Tuesday, May 18, 2021

And we're off... sort of

Yesterday marked the start of the four-week summer session and the professional writing class I am shepherding. I have never taught a class that normally spans 16 weeks in a mere month, but maybe I will be pleasantly surprised. 

My skepticism is based on there being no real time for rewriting or simply rethinking a problem or challenge or situation. For a guy who spent decades asking for multiple drafts and engaging in conversations directly with writers, the lack of a process approach seems heretical.

The sheer volume of quizzes and readings and videos and various writing assignments that students will be navigating adds to my skepticism.
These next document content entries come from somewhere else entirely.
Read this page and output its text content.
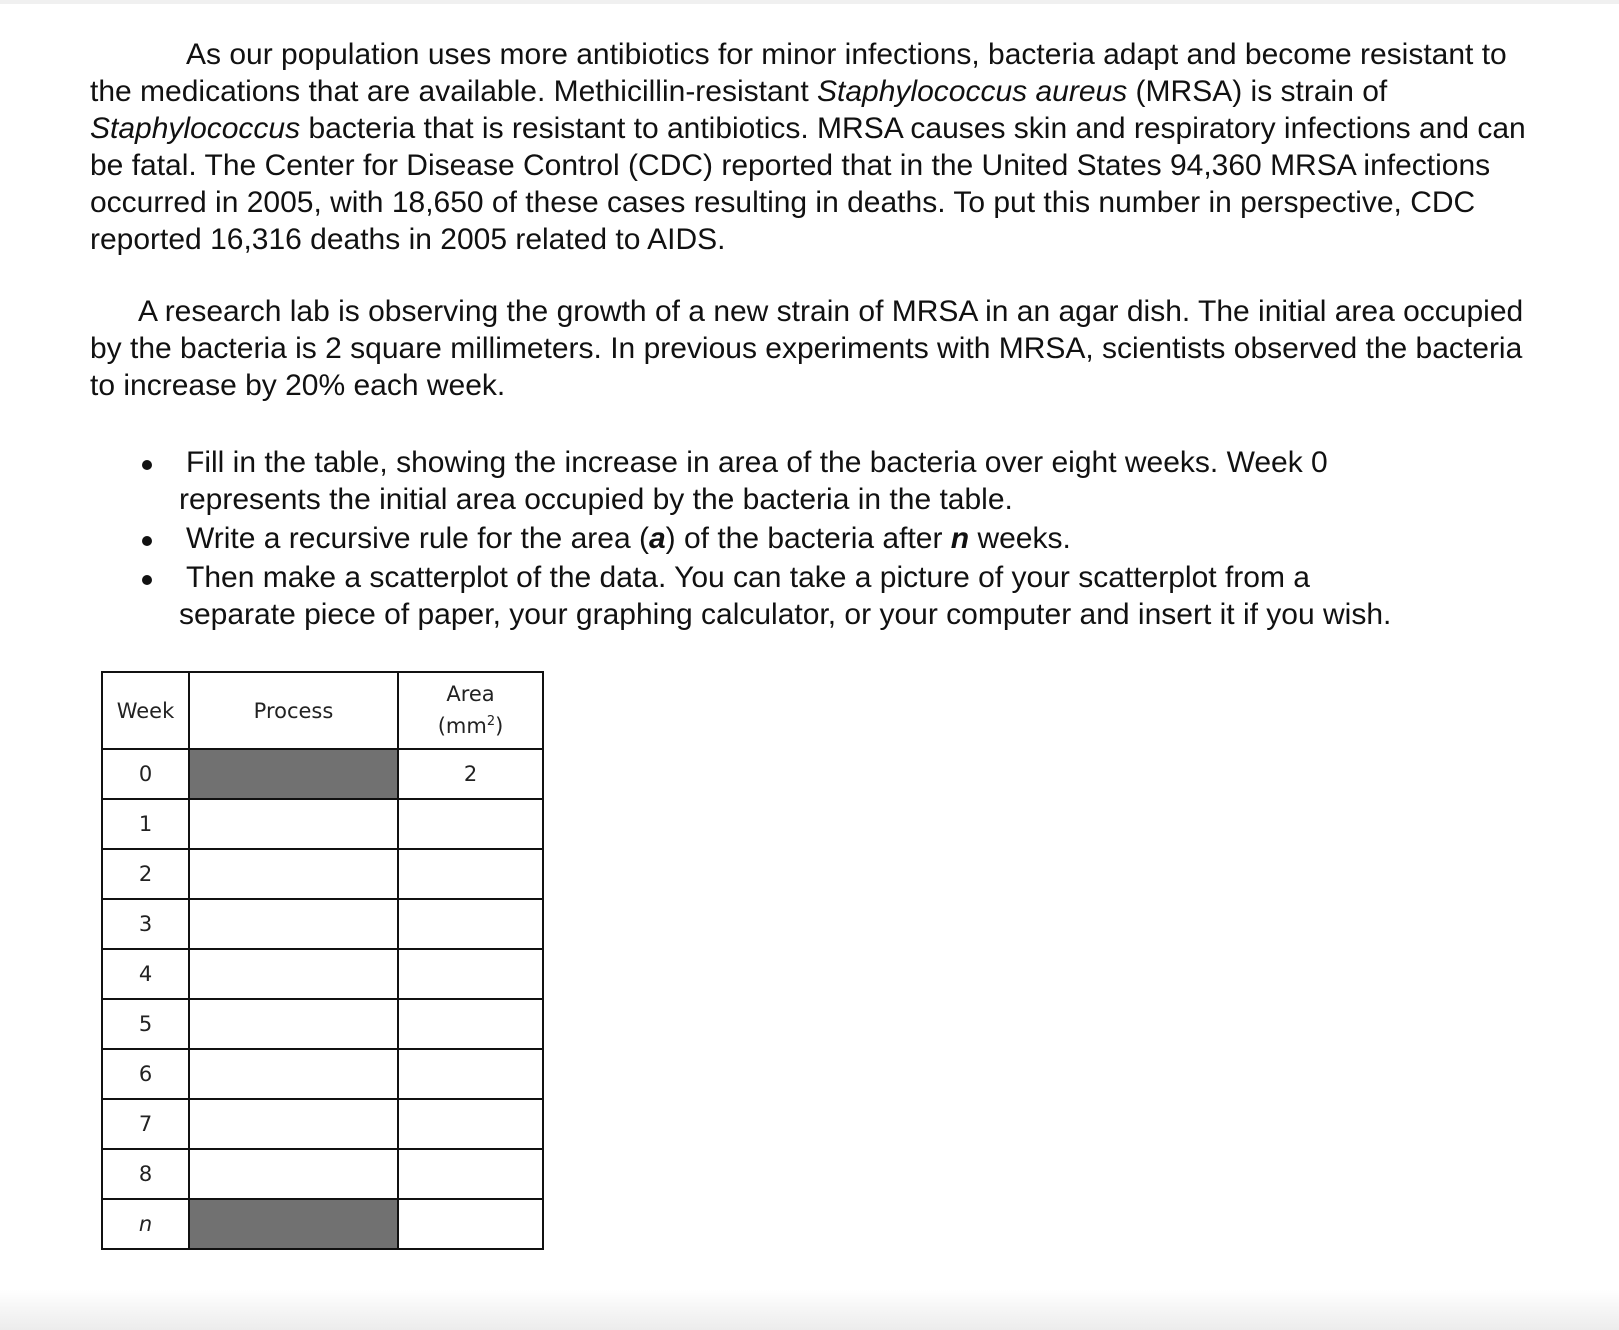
As our population uses more antibiotics for minor infections, bacteria adapt and become resistant to the medications that are available. Methicillin-resistant Staphylococcus aureus (MRSA) is strain of Staphylococcus bacteria that is resistant to antibiotics. MRSA causes skin and respiratory infections and can be fatal. The Center for Disease Control (CDC) reported that in the United States 94,360 MRSA infections occurred in 2005, with 18,650 of these cases resulting in deaths. To put this number in perspective, CDC reported 16,316 deaths in 2005 related to AIDS.

A research lab is observing the growth of a new strain of MRSA in an agar dish. The initial area occupied by the bacteria is 2 square millimeters. In previous experiments with MRSA, scientists observed the bacteria to increase by 20% each week.

Fill in the table, showing the increase in area of the bacteria over eight weeks. Week 0
represents the initial area occupied by the bacteria in the table.
Write a recursive rule for the area (a) of the bacteria after n weeks.
Then make a scatterplot of the data. You can take a picture of your scatterplot from a
separate piece of paper, your graphing calculator, or your computer and insert it if you wish.
Week	Process	Area
$(mm^2)$

0		2
1		
2		
3		
4		
5		
6		
7		
8		
n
Fall behind by just a few days, and the inexorable torrent of work may overwhelm even the most well-meaning student.

But the concentrated approach may also force concentrated attention on writing and creating persuasive documents, free of competition with other courses. A bit of enforced focus may be just what some students need to improve. We shall see.
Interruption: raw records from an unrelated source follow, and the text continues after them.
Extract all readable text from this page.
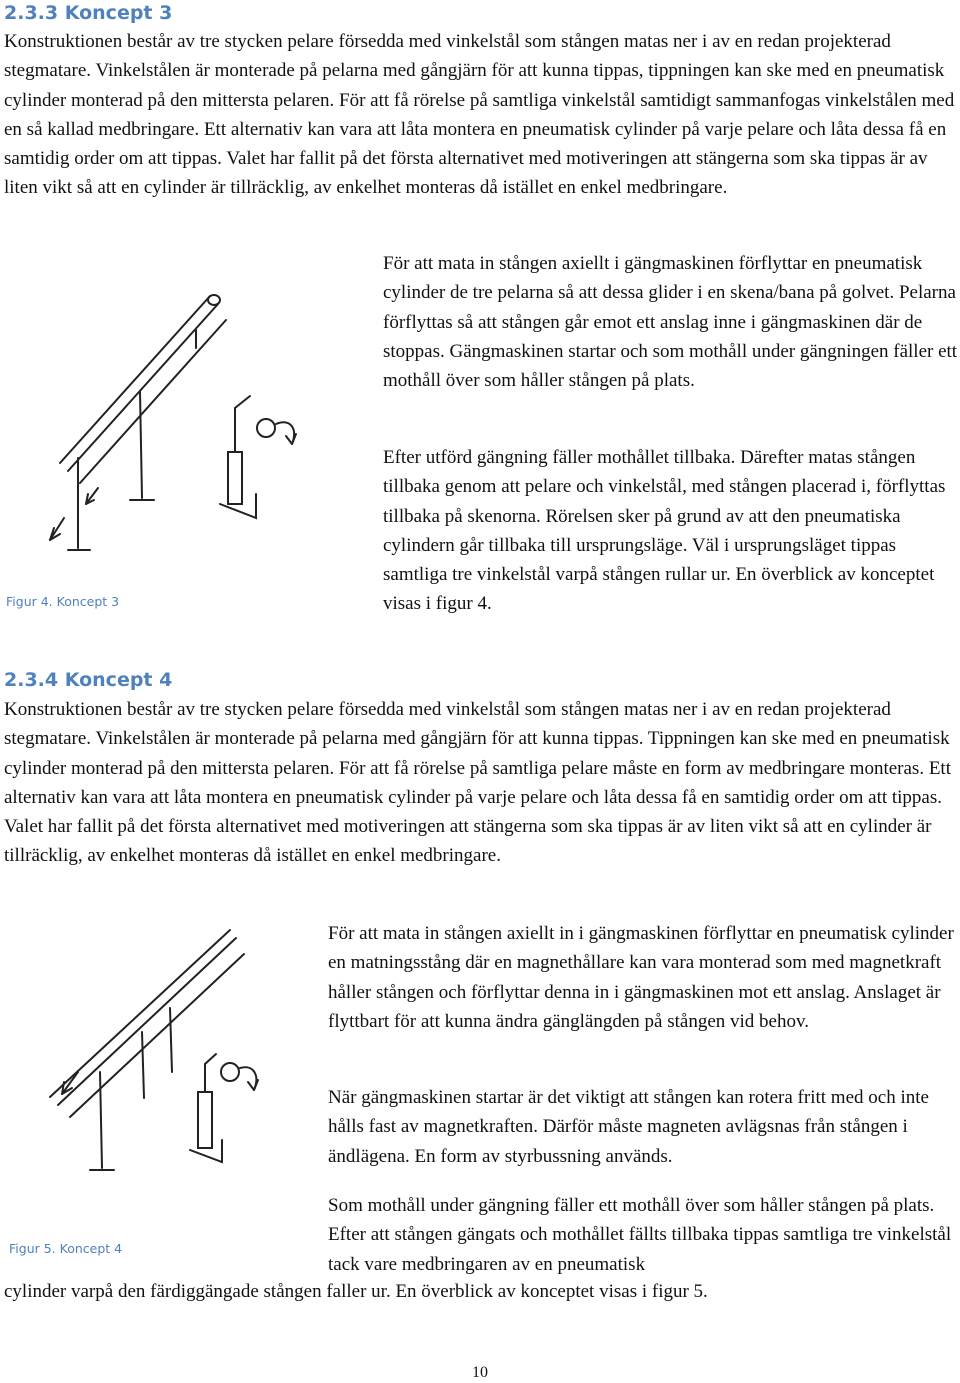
2.3.3 Koncept 3

Konstruktionen består av tre stycken pelare försedda med vinkelstål som stången matas ner i av en redan projekterad stegmatare. Vinkelstålen är monterade på pelarna med gångjärn för att kunna tippas, tippningen kan ske med en pneumatisk cylinder monterad på den mittersta pelaren. För att få rörelse på samtliga vinkelstål samtidigt sammanfogas vinkelstålen med en så kallad medbringare. Ett alternativ kan vara att låta montera en pneumatisk cylinder på varje pelare och låta dessa få en samtidig order om att tippas. Valet har fallit på det första alternativet med motiveringen att stängerna som ska tippas är av liten vikt så att en cylinder är tillräcklig, av enkelhet monteras då istället en enkel medbringare.

Figur 4. Koncept 3

För att mata in stången axiellt i gängmaskinen förflyttar en pneumatisk cylinder de tre pelarna så att dessa glider i en skena/bana på golvet. Pelarna förflyttas så att stången går emot ett anslag inne i gängmaskinen där de stoppas. Gängmaskinen startar och som mothåll under gängningen fäller ett mothåll över som håller stången på plats.

Efter utförd gängning fäller mothållet tillbaka. Därefter matas stången tillbaka genom att pelare och vinkelstål, med stången placerad i, förflyttas tillbaka på skenorna. Rörelsen sker på grund av att den pneumatiska cylindern går tillbaka till ursprungsläge. Väl i ursprungsläget tippas samtliga tre vinkelstål varpå stången rullar ur. En överblick av konceptet visas i figur 4.

2.3.4 Koncept 4

Konstruktionen består av tre stycken pelare försedda med vinkelstål som stången matas ner i av en redan projekterad stegmatare. Vinkelstålen är monterade på pelarna med gångjärn för att kunna tippas. Tippningen kan ske med en pneumatisk cylinder monterad på den mittersta pelaren. För att få rörelse på samtliga pelare måste en form av medbringare monteras. Ett alternativ kan vara att låta montera en pneumatisk cylinder på varje pelare och låta dessa få en samtidig order om att tippas. Valet har fallit på det första alternativet med motiveringen att stängerna som ska tippas är av liten vikt så att en cylinder är tillräcklig, av enkelhet monteras då istället en enkel medbringare.

Figur 5. Koncept 4

För att mata in stången axiellt in i gängmaskinen förflyttar en pneumatisk cylinder en matningsstång där en magnethållare kan vara monterad som med magnetkraft håller stången och förflyttar denna in i gängmaskinen mot ett anslag. Anslaget är flyttbart för att kunna ändra gänglängden på stången vid behov.

När gängmaskinen startar är det viktigt att stången kan rotera fritt med och inte hålls fast av magnetkraften. Därför måste magneten avlägsnas från stången i ändlägena. En form av styrbussning används.

Som mothåll under gängning fäller ett mothåll över som håller stången på plats. Efter att stången gängats och mothållet fällts tillbaka tippas samtliga tre vinkelstål tack vare medbringaren av en pneumatisk

cylinder varpå den färdiggängade stången faller ur. En överblick av konceptet visas i figur 5.

10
In a normal semester, technical problems or the lag between when a student switches sections or adds a course can wipe out 2-3 work days, adding more pressure to the few remaining.
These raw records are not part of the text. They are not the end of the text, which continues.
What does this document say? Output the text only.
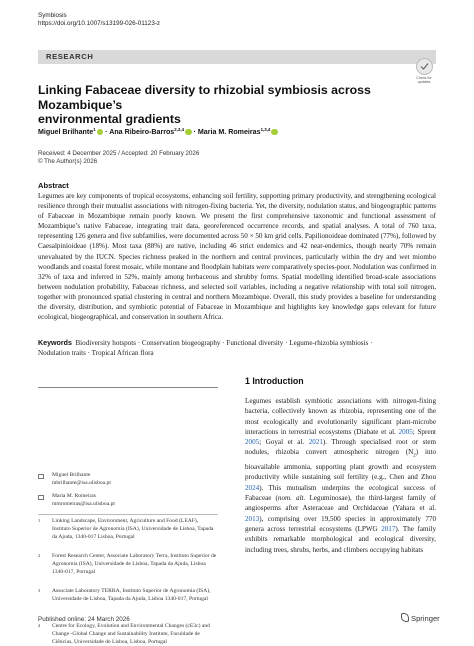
Symbiosis
https://doi.org/10.1007/s13199-026-01123-z
RESEARCH
Check for updates
Linking Fabaceae diversity to rhizobial symbiosis across Mozambique’s
environmental gradients
Miguel Brilhante$^1$ · Ana Ribeiro-Barros$^{2,3,4}$ · Maria M. Romeiras$^{1,3,4}$
Received: 4 December 2025 / Accepted: 20 February 2026
© The Author(s) 2026
Abstract
Legumes are key components of tropical ecosystems, enhancing soil fertility, supporting primary productivity, and strengthening ecological resilience through their mutualist associations with nitrogen-fixing bacteria. Yet, the diversity, nodulation status, and biogeographic patterns of Fabaceae in Mozambique remain poorly known. We present the first comprehensive taxonomic and functional assessment of Mozambique’s native Fabaceae, integrating trait data, georeferenced occurrence records, and spatial analyses. A total of 760 taxa, representing 126 genera and five subfamilies, were documented across 50 × 50 km grid cells. Papilionoideae dominated (77%), followed by Caesalpinioideae (18%). Most taxa (88%) are native, including 46 strict endemics and 42 near-endemics, though nearly 70% remain unevaluated by the IUCN. Species richness peaked in the northern and central provinces, particularly within the dry and wet miombo woodlands and coastal forest mosaic, while montane and floodplain habitats were comparatively species-poor. Nodulation was confirmed in 32% of taxa and inferred in 52%, mainly among herbaceous and shrubby forms. Spatial modelling identified broad-scale associations between nodulation probability, Fabaceae richness, and selected soil variables, including a negative relationship with total soil nitrogen, together with pronounced spatial clustering in central and northern Mozambique. Overall, this study provides a baseline for understanding the diversity, distribution, and symbiotic potential of Fabaceae in Mozambique and highlights key knowledge gaps relevant for future ecological, biogeographical, and conservation in southern Africa.
Keywords Biodiversity hotspots · Conservation biogeography · Functional diversity · Legume-rhizobia symbiosis ·
Nodulation traits · Tropical African flora
Miguel Brilhante
mbrilhante@isa.ulisboa.pt
Maria M. Romeiras
mmromeiras@isa.ulisboa.pt
1 Linking Landscape, Environment, Agriculture and Food (LEAF), Instituto Superior de Agronomia (ISA), Universidade de Lisboa, Tapada da Ajuda, 1340-017 Lisboa, Portugal
2 Forest Research Center, Associate Laboratory Terra, Instituto Superior de Agronomia (ISA), Universidade de Lisboa, Tapada da Ajuda, Lisboa 1340-017, Portugal
3 Associate Laboratory TERRA, Instituto Superior de Agronomia (ISA), Universidade de Lisboa, Tapada da Ajuda, Lisboa 1340-017, Portugal
4 Centre for Ecology, Evolution and Environmental Changes (cE3c) and Change -Global Change and Sustainability Institute, Faculdade de Ciências, Universidade de Lisboa, Lisboa, Portugal
1 Introduction
Legumes establish symbiotic associations with nitrogen-fixing bacteria, collectively known as rhizobia, representing one of the most ecologically and evolutionarily significant plant-microbe interactions in terrestrial ecosystems (Diabate et al. 2005; Sprent 2005; Goyal et al. 2021). Through specialised root or stem nodules, rhizobia convert atmospheric nitrogen $(N_2)$ into bioavailable ammonia, supporting plant growth and ecosystem productivity while sustaining soil fertility (e.g., Chen and Zhou 2024). This mutualism underpins the ecological success of Fabaceae (nom. alt. Leguminosae), the third-largest family of angiosperms after Asteraceae and Orchidaceae (Yahara et al. 2013), comprising over 19,500 species in approximately 770 genera across terrestrial ecosystems (LPWG 2017). The family exhibits remarkable morphological and ecological diversity, including trees, shrubs, herbs, and climbers occupying habitats
Published online: 24 March 2026	Springer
Our first tech issue arrived on the first day, as a student emailed me saying that he could not get the PDFs of most lecture PowerPoints to download. I fiddled a bit looking for a fix, but since I don't have much to do with the nuts and bolts of creating the course in Canvas, I had no luck.

Now my students and I are at the mercy of overworked technical course managers at CSU. 

I am but a small cog in a complex and forbidding system. That's the life of an adjunct professor.